While this might not be a “light read”, I suspect that I will make frequent use of it as a reference for a quick check of when what happened in relationship to when other things happened, and so find it highly valuable, and a delightful surprise. It certainly is an interesting read, even for those not so into the subject matter, as the level of illustration is quite remarkable, and a bit like taking a nice little tour through the ages!

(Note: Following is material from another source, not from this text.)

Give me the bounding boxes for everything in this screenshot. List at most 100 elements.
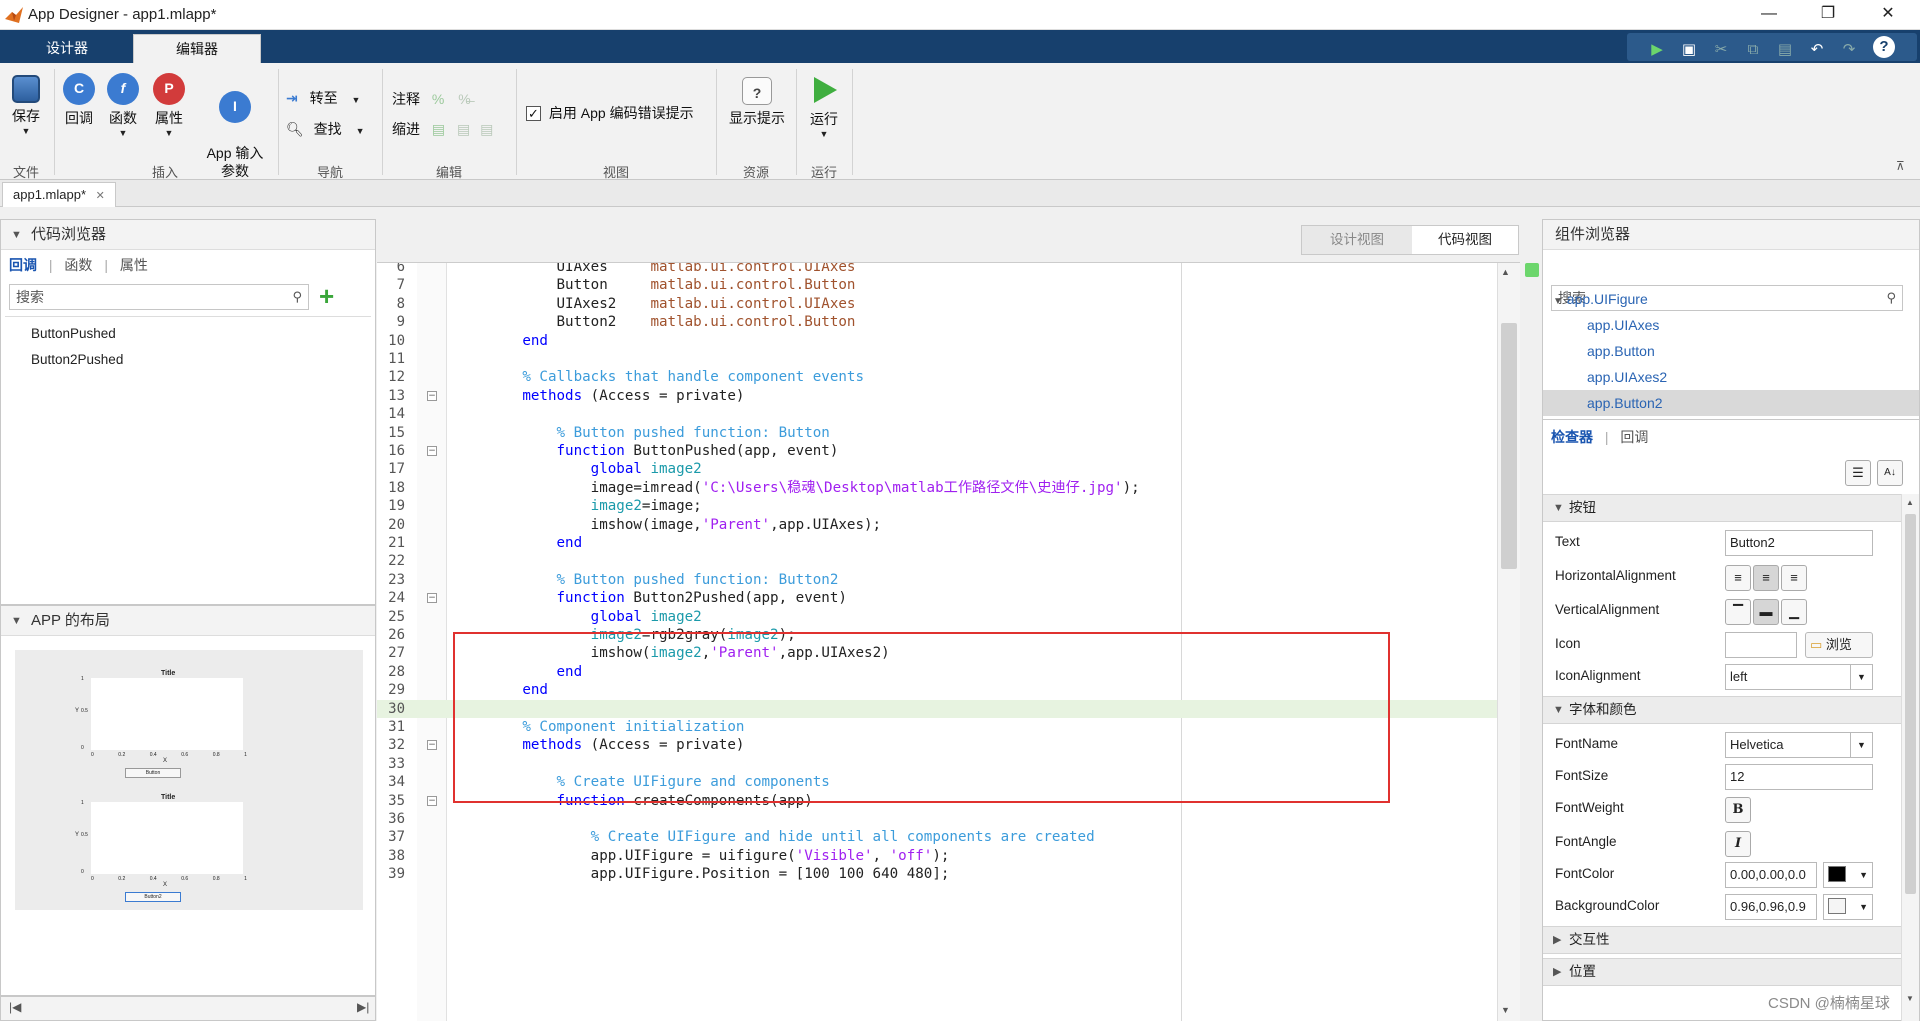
find-button[interactable]: 🔍︎ 查找 ▼ <box>286 119 364 139</box>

Staying on the theme of “one would think”, given that I bought this on a clearance sale, one would think that one would be safe in the assumption that The Illustrated Timeline of Religion was out of print or otherwise unavailable, but both Amazon and BN.com have it, the latter at a discount, and the former having new/used vendors with “very good” copies going for as little as three bucks and change. Cover price on this is only $12.95, so it's pretty reasonable even if you ended up picking a copy up at your local book retailer. Again, I wasn't expecting to learn much from this, and was quite pleasantly surprised to have come to have many things either clarified or added to my data banks! If you have any interest in the history of religion, this should prove to be a quite enlightening little book to have around for reference.